November 29, 2013
I work in the billing department of a medical facility and rarely does a month go by that I don’t get a call from someone who feels they shouldn’t have to pay their bill because, “I didn’t get better.” I’ve never found a satisfactory way to resolve this issue. At least not a way that satisfies the customer.
And honestly, it would be pretty cool if you only had to pay for treatments that cured all your ills. Last time I checked, though, that wasn’t even an option with my auto mechanic, so I just take a page from his book and mutter, “These things are complicated and sometimes we have to try a few things before we get it right.” And yeah, the balance is still due in full.
You know what else would be cool? If people came with warranties. Take my husband, for example. (No, not really, I sort of like him and besides, he does dishes.) All in all, he’s been fairly maintenance-free. Two outpatient knee surgeries in twenty two years is pretty decent mileage, if you ask me. But the third operation has been a doozy—a total hip replacement—and it’s no secret to anyone who’s had to deal with me in the last month that I’m not coping very well.
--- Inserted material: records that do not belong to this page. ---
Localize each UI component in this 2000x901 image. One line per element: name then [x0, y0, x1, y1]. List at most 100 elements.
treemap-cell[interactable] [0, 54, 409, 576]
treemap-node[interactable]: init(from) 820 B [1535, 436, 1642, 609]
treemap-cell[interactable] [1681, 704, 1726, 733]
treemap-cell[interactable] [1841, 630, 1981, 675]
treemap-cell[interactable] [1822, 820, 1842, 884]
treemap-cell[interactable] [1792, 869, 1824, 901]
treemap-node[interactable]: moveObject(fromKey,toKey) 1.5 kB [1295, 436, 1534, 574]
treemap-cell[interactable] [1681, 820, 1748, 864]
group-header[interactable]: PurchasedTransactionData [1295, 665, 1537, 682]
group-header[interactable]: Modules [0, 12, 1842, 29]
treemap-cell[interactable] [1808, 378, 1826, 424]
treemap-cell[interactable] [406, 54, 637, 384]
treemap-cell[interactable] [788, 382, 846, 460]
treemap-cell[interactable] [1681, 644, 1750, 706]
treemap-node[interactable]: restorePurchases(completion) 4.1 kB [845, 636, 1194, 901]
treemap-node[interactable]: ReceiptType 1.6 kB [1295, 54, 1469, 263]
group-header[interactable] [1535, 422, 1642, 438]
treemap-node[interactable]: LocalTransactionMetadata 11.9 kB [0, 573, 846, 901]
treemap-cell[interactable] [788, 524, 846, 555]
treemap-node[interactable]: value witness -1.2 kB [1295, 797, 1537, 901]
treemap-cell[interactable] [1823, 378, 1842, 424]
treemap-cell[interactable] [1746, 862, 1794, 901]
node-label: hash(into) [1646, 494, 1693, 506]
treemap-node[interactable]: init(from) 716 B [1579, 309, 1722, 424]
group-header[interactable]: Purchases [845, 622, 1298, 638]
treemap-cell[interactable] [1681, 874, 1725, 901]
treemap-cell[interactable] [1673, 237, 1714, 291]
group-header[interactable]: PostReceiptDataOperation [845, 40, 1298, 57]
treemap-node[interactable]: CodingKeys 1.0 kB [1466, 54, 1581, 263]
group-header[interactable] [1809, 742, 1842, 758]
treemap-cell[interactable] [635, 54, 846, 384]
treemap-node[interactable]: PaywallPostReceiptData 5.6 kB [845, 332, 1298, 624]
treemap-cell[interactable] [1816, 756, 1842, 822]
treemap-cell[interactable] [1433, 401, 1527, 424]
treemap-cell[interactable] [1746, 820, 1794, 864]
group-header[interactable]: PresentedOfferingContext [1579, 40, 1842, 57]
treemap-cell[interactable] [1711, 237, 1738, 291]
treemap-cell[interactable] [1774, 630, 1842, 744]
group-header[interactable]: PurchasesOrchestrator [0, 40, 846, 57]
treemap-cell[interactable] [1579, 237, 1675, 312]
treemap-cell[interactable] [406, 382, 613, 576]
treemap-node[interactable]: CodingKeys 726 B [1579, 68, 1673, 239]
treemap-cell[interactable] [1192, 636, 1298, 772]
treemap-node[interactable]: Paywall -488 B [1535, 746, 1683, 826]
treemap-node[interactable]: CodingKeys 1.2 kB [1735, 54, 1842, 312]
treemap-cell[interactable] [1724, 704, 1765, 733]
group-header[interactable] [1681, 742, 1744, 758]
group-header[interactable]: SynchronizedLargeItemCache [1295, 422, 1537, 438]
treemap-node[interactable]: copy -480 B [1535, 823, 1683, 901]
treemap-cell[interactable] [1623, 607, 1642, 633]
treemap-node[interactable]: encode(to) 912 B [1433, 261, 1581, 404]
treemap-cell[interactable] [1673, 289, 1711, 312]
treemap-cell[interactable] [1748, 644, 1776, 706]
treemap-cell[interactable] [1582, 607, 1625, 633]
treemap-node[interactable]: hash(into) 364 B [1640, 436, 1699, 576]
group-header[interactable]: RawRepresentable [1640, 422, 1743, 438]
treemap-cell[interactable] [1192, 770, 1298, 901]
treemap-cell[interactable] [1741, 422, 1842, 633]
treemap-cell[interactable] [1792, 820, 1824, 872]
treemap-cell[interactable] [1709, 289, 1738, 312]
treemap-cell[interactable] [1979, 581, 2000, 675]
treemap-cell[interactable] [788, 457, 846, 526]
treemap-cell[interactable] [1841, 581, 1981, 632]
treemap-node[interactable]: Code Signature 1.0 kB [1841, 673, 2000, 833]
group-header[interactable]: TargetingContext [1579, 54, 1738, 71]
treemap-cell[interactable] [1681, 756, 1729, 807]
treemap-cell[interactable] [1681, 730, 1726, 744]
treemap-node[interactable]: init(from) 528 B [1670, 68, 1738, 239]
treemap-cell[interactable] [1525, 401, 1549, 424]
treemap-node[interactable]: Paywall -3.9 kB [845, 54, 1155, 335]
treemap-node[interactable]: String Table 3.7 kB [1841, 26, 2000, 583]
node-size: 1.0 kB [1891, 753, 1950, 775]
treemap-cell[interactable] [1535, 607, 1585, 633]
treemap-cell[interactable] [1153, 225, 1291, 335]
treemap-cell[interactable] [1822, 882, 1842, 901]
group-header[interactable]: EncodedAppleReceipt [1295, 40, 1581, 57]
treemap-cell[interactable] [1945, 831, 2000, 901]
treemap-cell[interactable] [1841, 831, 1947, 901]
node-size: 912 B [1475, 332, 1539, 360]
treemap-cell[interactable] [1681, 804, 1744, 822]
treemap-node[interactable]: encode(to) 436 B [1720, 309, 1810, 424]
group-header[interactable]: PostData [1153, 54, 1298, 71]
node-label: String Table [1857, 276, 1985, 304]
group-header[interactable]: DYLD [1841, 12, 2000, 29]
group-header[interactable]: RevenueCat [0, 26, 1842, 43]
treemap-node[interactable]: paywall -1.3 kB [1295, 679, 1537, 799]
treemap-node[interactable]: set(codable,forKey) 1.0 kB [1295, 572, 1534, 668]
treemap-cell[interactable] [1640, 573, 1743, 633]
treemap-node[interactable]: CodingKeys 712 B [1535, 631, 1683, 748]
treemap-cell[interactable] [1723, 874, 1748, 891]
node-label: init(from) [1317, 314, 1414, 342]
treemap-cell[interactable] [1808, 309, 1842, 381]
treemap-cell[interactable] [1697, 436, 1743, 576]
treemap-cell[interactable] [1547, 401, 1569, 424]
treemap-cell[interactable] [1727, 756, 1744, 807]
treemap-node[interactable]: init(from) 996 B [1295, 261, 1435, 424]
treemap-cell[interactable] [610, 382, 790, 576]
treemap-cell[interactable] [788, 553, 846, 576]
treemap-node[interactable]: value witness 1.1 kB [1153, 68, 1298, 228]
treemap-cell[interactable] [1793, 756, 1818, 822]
And that was before the surgery.
Despite random bouts of anxiety-induced hyperventilation, I got him to the hospital in Bozeman at the appointed time, with all of his paperwork in hand, even. The surgery went off mostly without a hitch, the sun was shining, and all was well in the world. This being a mountain city at mile high altitude, though, the next day it snowed. But first it rained, as it is prone to do there. Then it got really cold, zero degrees at six o’clock Wednesday evening, and the entire town was coated in an inch of frozen slush. And stayed that way. For days. And one of them happened to be the day they discharged my husband from the hospital.
I haven’t been that nervous since they booted our five pound preemie boy out of neonatal ICU and made us take him home. Alone. All I could think then was exactly what I was thinking now: BUT WHAT IF I BREAK HIM?
The discharge nurse gave us a bag of medications and a half hour lecture about which pill does what and when, and here’s everything you need to change the dressing and while you’re at it look out for redness or excessive swelling and here’s a whole kit of tools for reaching and grabbing and such because he’s not allowed to bend over and do you know all the hip precautions and oh, crap, how are we going to get him up into a four wheel drive dually? And, oops, might’ve been a good idea to bring the crutches in out of the bed of pickup a few hours ahead of time instead of having to chip off the ice while he sat there waiting. Did I mention ‘nuture’ is not my default setting?
We got him into my sister’s house thanks to a step aerobics platform and an obscenely generous coating of rock salt on the front walk. Here’s hoping their condo association didn’t notice on the off chance all those cool ornamental shrubs die before spring. And bonus—I can use that platform to work off the five pounds I’ve gained from stress-eating Milk Duds by the handful. Once he was safely ensconced in the recliner, we both collapsed from exhaustion and the sheer frustration of navigating the traditionally obnoxious Bozeman traffic on glaze ice.
Yes, I am fully aware that people have joints replaced all the time and most of them are a heck of a lot older and more fragile than my husband. His mother, for example, who’s got two robot knees. Blame my lack of coping skills on my family, who has given me zero experience in caring for invalids, may they continue to curse me with such luck and good health.
With each day that passes, I’m getting a little less tense. I expect I’ll be able to go off the tranquilizers any time now. But just to be safe…until I’m sure this new hip is going to work out, I believe I’ll hang on to the receipt.